The Jew is blamed for being Jewish. The raped woman is blamed for being a woman. The molested child is blamed for being a child. And I'm beside myself in disgust at our leaders.
The United Nations rejected the first resolution by Israel since 1976, stating that our children are innocent and we have every right to protect them. The Islamic nations, led by Egypt, have a problem with the Jewish people being defined as human, as the definition will mean the Palestinian Authority Muslims have committed murder of our children, according to the law. And I'm beside myself in tears and rage.
I learn the US troops are building more concrete and barbed-wire fences in Iraq to protect themselves from Muslim terrorists, while their Commander-in-Chief is angrily yelling at Israel for doing the same. And this is our homeland. And I'm beside myself, knowing suddenly why some folk tear their hair out.

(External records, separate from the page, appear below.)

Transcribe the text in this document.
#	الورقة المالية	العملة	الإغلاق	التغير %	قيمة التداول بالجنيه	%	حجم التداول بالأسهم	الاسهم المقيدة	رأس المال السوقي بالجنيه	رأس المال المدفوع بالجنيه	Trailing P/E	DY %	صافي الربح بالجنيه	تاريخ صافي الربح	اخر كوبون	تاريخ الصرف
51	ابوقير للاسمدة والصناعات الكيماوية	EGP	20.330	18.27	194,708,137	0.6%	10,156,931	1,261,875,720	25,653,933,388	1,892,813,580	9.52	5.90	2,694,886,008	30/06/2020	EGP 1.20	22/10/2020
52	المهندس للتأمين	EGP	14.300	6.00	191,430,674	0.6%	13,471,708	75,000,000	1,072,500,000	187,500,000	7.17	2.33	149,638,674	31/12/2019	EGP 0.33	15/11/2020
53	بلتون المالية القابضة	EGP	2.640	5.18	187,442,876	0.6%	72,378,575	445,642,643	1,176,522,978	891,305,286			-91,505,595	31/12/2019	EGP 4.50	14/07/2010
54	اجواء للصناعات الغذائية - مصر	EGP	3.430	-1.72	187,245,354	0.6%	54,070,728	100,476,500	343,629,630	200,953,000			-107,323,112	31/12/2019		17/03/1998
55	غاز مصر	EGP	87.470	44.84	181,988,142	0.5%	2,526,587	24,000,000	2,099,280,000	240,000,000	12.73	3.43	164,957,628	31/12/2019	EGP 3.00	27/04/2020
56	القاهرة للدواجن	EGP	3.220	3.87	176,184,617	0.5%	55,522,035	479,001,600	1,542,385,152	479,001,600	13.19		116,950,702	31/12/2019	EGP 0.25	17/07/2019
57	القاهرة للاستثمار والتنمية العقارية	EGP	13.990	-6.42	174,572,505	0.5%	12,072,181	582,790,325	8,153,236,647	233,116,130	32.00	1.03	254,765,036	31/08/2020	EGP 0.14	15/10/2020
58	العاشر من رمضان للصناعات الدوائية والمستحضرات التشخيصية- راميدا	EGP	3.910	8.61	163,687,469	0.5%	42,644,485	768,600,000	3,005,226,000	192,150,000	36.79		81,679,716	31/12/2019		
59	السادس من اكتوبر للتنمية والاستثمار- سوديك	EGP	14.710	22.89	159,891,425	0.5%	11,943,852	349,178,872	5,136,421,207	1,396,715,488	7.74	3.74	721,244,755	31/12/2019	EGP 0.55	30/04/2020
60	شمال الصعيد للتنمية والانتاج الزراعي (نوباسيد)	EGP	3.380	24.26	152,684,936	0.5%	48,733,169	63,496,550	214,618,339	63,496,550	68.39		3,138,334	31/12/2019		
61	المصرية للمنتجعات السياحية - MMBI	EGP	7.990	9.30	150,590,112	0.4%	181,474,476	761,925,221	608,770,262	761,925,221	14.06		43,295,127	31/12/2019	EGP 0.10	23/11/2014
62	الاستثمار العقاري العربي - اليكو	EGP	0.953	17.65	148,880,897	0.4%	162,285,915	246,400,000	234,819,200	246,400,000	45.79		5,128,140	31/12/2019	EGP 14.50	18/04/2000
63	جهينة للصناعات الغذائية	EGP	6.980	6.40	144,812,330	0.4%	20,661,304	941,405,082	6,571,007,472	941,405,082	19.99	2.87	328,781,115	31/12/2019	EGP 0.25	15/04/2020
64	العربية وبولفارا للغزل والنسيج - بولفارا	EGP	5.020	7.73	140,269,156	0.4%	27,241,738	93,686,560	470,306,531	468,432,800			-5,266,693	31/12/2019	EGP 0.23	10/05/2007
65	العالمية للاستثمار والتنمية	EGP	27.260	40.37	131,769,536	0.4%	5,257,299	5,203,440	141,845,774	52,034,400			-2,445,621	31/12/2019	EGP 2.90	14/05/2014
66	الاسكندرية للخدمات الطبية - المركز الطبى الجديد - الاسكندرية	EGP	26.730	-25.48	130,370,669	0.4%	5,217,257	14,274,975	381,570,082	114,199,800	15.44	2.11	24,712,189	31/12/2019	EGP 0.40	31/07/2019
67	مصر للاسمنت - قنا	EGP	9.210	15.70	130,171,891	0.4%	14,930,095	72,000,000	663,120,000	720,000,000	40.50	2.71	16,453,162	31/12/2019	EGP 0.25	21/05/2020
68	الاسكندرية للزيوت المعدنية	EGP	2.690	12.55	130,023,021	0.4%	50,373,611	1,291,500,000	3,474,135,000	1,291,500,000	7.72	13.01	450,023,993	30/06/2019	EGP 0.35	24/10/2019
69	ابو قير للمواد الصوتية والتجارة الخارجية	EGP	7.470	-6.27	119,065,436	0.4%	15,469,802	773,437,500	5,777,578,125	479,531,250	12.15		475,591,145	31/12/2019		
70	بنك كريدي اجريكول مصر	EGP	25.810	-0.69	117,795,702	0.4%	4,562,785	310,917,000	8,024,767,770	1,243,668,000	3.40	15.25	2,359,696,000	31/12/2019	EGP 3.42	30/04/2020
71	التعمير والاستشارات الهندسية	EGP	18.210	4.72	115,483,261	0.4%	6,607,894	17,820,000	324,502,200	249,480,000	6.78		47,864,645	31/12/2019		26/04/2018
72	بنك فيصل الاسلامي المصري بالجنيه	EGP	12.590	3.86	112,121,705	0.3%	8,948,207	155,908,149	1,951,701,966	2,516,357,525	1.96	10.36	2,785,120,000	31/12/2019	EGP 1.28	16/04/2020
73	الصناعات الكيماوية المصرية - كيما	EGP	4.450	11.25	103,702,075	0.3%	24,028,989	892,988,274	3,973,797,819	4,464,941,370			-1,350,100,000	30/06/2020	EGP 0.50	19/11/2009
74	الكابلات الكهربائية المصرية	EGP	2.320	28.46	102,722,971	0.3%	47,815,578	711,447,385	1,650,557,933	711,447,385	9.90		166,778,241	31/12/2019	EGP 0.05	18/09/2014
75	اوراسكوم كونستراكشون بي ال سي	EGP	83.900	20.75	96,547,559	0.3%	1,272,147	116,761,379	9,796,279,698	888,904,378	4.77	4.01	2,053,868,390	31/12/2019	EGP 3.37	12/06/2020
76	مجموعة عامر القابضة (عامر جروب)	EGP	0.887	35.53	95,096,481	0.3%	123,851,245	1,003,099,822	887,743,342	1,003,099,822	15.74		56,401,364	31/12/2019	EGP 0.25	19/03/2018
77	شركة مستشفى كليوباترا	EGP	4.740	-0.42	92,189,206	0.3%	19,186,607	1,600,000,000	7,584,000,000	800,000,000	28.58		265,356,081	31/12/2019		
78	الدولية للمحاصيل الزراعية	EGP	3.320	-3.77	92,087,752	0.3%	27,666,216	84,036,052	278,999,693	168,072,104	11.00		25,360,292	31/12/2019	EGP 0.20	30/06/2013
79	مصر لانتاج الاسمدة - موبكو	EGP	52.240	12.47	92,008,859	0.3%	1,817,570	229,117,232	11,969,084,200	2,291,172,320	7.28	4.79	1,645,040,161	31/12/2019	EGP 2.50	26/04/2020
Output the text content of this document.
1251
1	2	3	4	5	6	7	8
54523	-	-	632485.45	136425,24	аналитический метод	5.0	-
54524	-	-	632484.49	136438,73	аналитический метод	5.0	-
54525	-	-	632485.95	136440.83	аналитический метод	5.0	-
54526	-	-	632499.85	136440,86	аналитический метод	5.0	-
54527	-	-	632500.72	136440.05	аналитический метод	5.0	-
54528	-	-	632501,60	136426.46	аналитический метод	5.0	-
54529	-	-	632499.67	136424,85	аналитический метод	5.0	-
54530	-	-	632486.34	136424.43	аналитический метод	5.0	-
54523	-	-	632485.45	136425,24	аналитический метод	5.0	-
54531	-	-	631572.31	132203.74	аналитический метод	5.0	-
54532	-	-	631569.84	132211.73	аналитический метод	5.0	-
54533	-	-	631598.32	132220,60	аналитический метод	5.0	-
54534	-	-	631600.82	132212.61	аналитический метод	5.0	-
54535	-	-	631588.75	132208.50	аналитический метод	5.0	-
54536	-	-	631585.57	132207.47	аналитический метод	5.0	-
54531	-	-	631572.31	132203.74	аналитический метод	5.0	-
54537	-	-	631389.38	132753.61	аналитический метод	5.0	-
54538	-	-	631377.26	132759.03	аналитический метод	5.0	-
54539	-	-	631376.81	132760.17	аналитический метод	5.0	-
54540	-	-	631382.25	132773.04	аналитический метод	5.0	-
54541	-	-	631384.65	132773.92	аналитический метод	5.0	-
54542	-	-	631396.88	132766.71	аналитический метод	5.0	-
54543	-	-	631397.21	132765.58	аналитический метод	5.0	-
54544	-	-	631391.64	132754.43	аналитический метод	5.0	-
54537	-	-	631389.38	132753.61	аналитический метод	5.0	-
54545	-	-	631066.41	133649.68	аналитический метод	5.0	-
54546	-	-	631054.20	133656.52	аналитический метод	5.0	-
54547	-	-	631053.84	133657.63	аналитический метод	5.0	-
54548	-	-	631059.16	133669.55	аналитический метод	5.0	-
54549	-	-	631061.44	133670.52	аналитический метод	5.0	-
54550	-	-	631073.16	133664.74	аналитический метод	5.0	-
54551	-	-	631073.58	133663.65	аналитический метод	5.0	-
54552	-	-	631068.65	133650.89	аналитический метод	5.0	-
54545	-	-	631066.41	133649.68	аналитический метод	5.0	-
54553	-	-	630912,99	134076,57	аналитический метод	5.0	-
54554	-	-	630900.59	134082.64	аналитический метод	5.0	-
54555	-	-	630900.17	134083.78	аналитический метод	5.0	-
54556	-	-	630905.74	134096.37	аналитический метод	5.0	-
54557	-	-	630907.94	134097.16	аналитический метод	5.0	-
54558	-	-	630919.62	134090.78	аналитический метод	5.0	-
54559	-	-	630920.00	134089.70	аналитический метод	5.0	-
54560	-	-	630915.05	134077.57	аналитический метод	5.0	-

Many Israelis are in abject fear of upsetting America's leaders. How dare we bother them with our need to survive, how dare we bother them with our woes of terror. And I'm beside myself in fear, not knowing what it is I fear, afraid of my own sense of clarity and non-clarity.
I'm talking to myself, asking why we fear this particular nation, the US, which is incapable of closing her borders during a War on Terror, is incapable of finding her own energy or even discussing the possibility, whose own president has called Islam "a religion of peace." Does this president know his soldiers are fighting Islamic terrorists?
And I'm stunned by our own insecurity and lack of faith. I'm stunned by our own lack of confidence.
I was cleaning out a closet yesterday and found a 1980 Kibbutz map. The picture of radiant Israelis, smiling with brilliance and boldness and self-confidence, felt like a relic, an antique of a long, long time ago.
The Muslim propaganda against the Jewish people and the Jewish State is dazzling. It is having great success in every corner of the world. The Muslim propaganda has boldly announced it is perfectly legal to murder Jewish children in cold blood, while MK Gal-On and Attorney General Rubenstein are blaming a website for incitement. And I'm beside myself, in utter shock.
Where is our anger? Where are the Jewish protests? Where is our outrage?